Guy Cassiers, aujourd’hui âgé de 64 ans, a été un des pionniers d’un théâtre multimédia et multisensoriel, mêlant le texte avec les technologies les plus pointues de l’image et du son, et il a écrit certaines des plus belles pages du théâtre européen des années 2000 et 2010, en adaptant aussi bien Marcel Proust que Les Bienveillantes de Jonathan Littell. Et l’on retrouve cette sophistication scénique, cet amour profond pour la littérature, dans cette Bérénice qui s’offre d’emblée comme une cosa mentale.

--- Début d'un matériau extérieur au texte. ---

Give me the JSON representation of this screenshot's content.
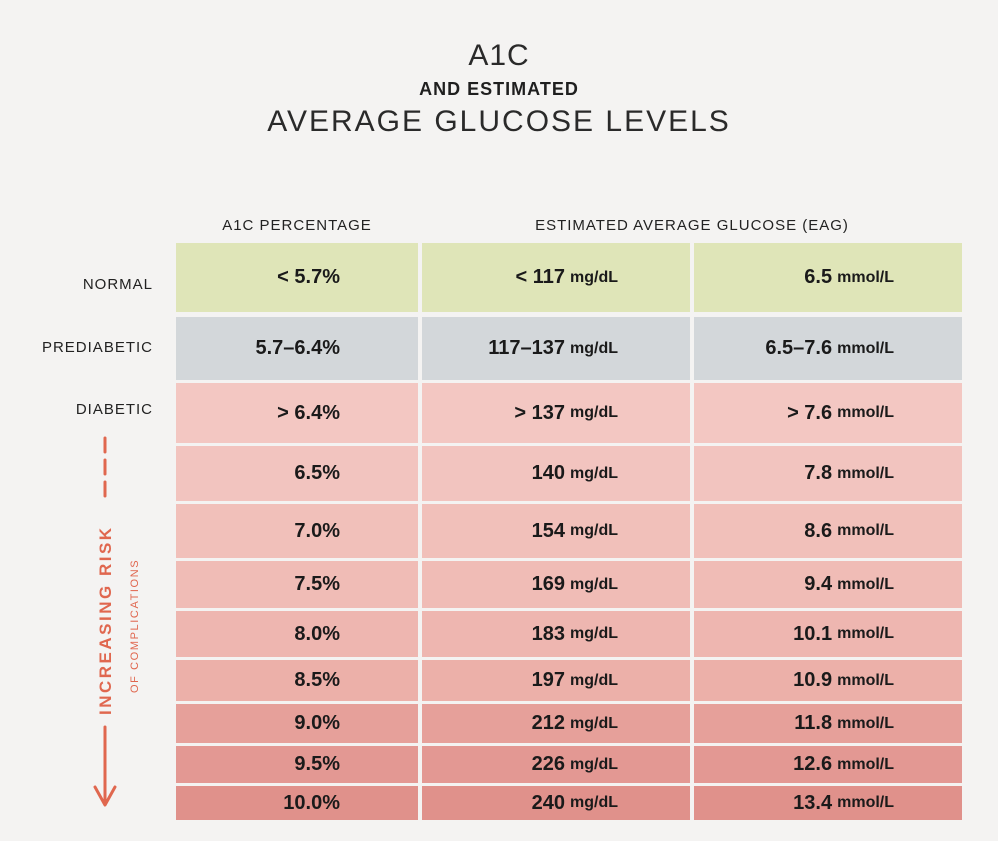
{
  "title": {
    "line1": "A1C",
    "line2": "AND ESTIMATED",
    "line3": "AVERAGE GLUCOSE LEVELS"
  },
  "headers": {
    "a1c": "A1C PERCENTAGE",
    "eag": "ESTIMATED AVERAGE GLUCOSE (EAG)"
  },
  "categories": {
    "normal": "NORMAL",
    "prediabetic": "PREDIABETIC",
    "diabetic": "DIABETIC"
  },
  "risk": {
    "main": "INCREASING RISK",
    "sub": "OF COMPLICATIONS"
  },
  "units": {
    "mgdl": "mg/dL",
    "mmol": "mmol/L"
  },
  "rows": [
    {
      "a1c": "< 5.7%",
      "mg": "< 117",
      "mmol": "6.5",
      "color": "#dfe5b8"
    },
    {
      "a1c": "5.7–6.4%",
      "mg": "117–137",
      "mmol": "6.5–7.6",
      "color": "#d3d7da"
    },
    {
      "a1c": "> 6.4%",
      "mg": "> 137",
      "mmol": "> 7.6",
      "color": "#f3c7c2"
    },
    {
      "a1c": "6.5%",
      "mg": "140",
      "mmol": "7.8",
      "color": "#f2c4bf"
    },
    {
      "a1c": "7.0%",
      "mg": "154",
      "mmol": "8.6",
      "color": "#f1c0ba"
    },
    {
      "a1c": "7.5%",
      "mg": "169",
      "mmol": "9.4",
      "color": "#f0bcb6"
    },
    {
      "a1c": "8.0%",
      "mg": "183",
      "mmol": "10.1",
      "color": "#eeb6b0"
    },
    {
      "a1c": "8.5%",
      "mg": "197",
      "mmol": "10.9",
      "color": "#ecb0a9"
    },
    {
      "a1c": "9.0%",
      "mg": "212",
      "mmol": "11.8",
      "color": "#e6a09a"
    },
    {
      "a1c": "9.5%",
      "mg": "226",
      "mmol": "12.6",
      "color": "#e39893"
    },
    {
      "a1c": "10.0%",
      "mg": "240",
      "mmol": "13.4",
      "color": "#e0918b"
    }
  ],
  "colors": {
    "accent": "#e0674f",
    "background": "#f4f3f2"
  }
}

Le metteur en scène inscrit les protagonistes dans une antichambre, un espace de passage à la beauté contemporaine, tout de béton brut, de parois coulissantes et de surfaces de projection. Une abstraction qui déjoue tout réalisme pesant, et met en son centre une mystérieuse sculpture en (faux) marbre, non figurative, évoquant un buste de femme stylisé. Les personnages de cette épure tragique sont dans un entre-deux, aussi bien amoureux que politique. La scène est à Rome, en 79 de notre ère. Titus rentre de Judée, où il a écrasé la révolte des juifs et détruit le temple de Jérusalem. Il va être proclamé empereur et doit épouser Bérénice, la reine de Judée, qui l’aime et qu’il aime, et qui l’a suivi à Rome.